Diseñado por el arquitecto Santiago Calatrava e inaugurado el 11 de diciembre de 2008, el puente es una de las infraestructuras más emblemáticas de la ciudad. Las obras se han acometido después de que una inspección municipal realizada en 2025 detectara problemas de corrosión, fisuras y blandones en distintos puntos de la estructura, lo que aconsejó una intervención integral para garantizar su seguridad y alargar su vida útil.

Los trabajos, iniciados el pasado mes de mayo con un plazo de ejecución de 110 días, se han desarrollado en horario nocturno —con el puente cortado al tráfico en ambos sentidos entre las 22.00 y las 6.30 horas— para mantener la circulación habitual durante el día. La intervención ha incluido la reparación de fisuras, el saneamiento de la corrosión, la substitución de elementos de contención, la inspección y el repintado del pilón y la inspección de los tirantes.

El concejal de Urbanismo y Vivienda, Juan Giner, ha destacado que el puente de l’Assut de l’Or es uno de los más emblemáticos de València y ha recordado que no se sometía a una reparación de envergadura desde hace muchísimos años. “Actuaciones de mantenimiento como esta son las que garantizan que nuestras grandes infraestructuras sigan siendo seguras y duraderas para el conjunto de la ciudad”, ha añadido Giner.

Complejidad de los trabajos

La complejidad de la estructura ha obligado a combinar distintos medios de trabajo en altura. Para el repintado del pilón se han empleado plataformas elevadoras de hasta 80 metros de altura y un equipo de alpinistas que ha trabajado hasta la cota de 125 metros, con la limpieza y el saneamiento previos de la superficie y el repintado de las placas de anclaje del mástil.

En los tirantes, personal especializado ha inspeccionado los cables principales y de retenida y ha repintado tanto los tirantes como sus capots y elementos de protección. En los estribos se han eliminado las humedades y las entradas de agua en el recinto de las bielas de anclaje, se han limpiado los paramentos de hormigón, se han inspeccionado los aparatos de apoyo del estribo sur y se han sustituido las tapas y los marcos de acceso a los topes sísmicos.

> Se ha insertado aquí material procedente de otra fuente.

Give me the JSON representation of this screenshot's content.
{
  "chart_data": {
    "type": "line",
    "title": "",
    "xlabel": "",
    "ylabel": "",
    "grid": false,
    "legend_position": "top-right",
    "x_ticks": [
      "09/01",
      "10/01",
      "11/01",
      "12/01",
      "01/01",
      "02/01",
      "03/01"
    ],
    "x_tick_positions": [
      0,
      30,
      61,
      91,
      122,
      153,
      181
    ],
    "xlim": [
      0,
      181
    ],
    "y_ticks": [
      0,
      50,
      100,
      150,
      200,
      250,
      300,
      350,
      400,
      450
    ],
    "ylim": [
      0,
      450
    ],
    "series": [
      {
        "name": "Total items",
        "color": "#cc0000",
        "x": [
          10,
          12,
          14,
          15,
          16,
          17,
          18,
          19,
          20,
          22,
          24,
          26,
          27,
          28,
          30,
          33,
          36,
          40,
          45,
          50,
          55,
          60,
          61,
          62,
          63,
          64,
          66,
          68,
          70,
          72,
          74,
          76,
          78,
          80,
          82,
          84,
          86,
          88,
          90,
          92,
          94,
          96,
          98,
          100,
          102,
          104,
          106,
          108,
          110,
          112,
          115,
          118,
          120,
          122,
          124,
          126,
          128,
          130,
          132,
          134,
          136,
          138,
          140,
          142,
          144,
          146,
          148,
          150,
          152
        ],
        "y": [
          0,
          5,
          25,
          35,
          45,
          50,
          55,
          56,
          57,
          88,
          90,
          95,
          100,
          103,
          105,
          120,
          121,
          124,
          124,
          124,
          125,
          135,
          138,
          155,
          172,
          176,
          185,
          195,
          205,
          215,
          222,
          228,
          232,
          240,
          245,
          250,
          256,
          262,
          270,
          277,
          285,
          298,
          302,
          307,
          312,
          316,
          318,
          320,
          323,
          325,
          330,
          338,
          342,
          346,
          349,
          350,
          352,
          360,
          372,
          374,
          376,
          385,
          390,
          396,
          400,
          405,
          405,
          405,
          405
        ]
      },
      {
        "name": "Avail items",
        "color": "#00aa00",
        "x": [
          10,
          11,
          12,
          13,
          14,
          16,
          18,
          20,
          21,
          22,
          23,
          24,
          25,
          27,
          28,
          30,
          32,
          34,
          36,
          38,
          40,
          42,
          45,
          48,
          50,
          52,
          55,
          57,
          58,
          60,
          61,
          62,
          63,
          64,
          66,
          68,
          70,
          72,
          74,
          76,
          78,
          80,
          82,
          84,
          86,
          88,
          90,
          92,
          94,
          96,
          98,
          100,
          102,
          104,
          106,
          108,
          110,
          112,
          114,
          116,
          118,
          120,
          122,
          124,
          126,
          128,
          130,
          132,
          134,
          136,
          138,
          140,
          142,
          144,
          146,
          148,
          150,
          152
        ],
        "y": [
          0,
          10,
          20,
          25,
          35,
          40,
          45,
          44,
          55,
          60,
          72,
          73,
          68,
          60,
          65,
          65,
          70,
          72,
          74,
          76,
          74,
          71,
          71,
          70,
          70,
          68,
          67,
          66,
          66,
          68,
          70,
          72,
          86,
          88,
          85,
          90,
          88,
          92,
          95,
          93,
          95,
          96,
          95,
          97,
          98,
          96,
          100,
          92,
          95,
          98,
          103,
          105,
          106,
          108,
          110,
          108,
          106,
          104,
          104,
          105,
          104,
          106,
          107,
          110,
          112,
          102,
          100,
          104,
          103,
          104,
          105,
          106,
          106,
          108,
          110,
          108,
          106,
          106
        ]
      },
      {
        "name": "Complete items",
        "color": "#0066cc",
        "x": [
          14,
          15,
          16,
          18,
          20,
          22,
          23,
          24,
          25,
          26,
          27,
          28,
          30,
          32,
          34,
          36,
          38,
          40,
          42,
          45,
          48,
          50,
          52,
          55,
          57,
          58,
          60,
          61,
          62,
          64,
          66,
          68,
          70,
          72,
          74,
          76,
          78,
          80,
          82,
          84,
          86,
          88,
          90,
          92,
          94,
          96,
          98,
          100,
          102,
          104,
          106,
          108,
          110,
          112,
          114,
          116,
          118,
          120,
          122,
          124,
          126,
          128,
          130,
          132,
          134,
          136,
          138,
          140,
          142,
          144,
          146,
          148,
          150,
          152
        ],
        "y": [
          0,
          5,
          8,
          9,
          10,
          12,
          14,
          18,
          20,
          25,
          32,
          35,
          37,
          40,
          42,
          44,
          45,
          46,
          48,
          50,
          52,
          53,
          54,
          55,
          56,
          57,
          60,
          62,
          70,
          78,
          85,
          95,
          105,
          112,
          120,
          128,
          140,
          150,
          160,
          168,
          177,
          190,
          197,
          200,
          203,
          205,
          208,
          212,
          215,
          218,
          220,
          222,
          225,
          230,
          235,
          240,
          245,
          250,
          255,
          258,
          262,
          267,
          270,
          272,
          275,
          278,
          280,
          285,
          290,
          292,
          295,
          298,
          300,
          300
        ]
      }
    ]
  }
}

La actuación se ha completado con la reparación y la substitución de los dispositivos de rescate del sistema anticaída situado en el interior del pilón —previa inspección y homologación— y con la revisión del drenaje del tablero, que ha incluido la limpieza de los colectores de pluviales, la protección de las zonas de apoyo frente a las entradas de agua y la reparación de puntos de corrosión en el interior del cajón metálico que forma el nervio central.

Por último, el Ayuntamiento ha renovado el balizamiento del puente para cumplir la normativa de la Agencia Estatal de Seguridad Aérea (AESA) en materia de servidumbre aeronáutica ya que la infraestructura supera los 100 metros de altura. Las balizas se distribuyen en cuatro niveles —a 31,80, 63,60, 95,40 y 127,20 metros— en las caras este y oeste del pilón, con señalización diurna de luz blanca y nocturna de luz roja.

El puente

Salvo los estribos, de hormigón, la estructura es completamente metálica. El pilón, fabricado en acero S460N, alcanza los 117 metros de altura sobre el tablero, presenta directriz curvilínea con sección hueca variable y se desploma unos 60 metros hacia el sur. La longitud total de la infraestructura es de 324 metros y se sitúa entre el Àgora y el Museu de les Ciències, con una apertura principal de unos 150 metros libres y un plano único de tirantes en el centro de la sección.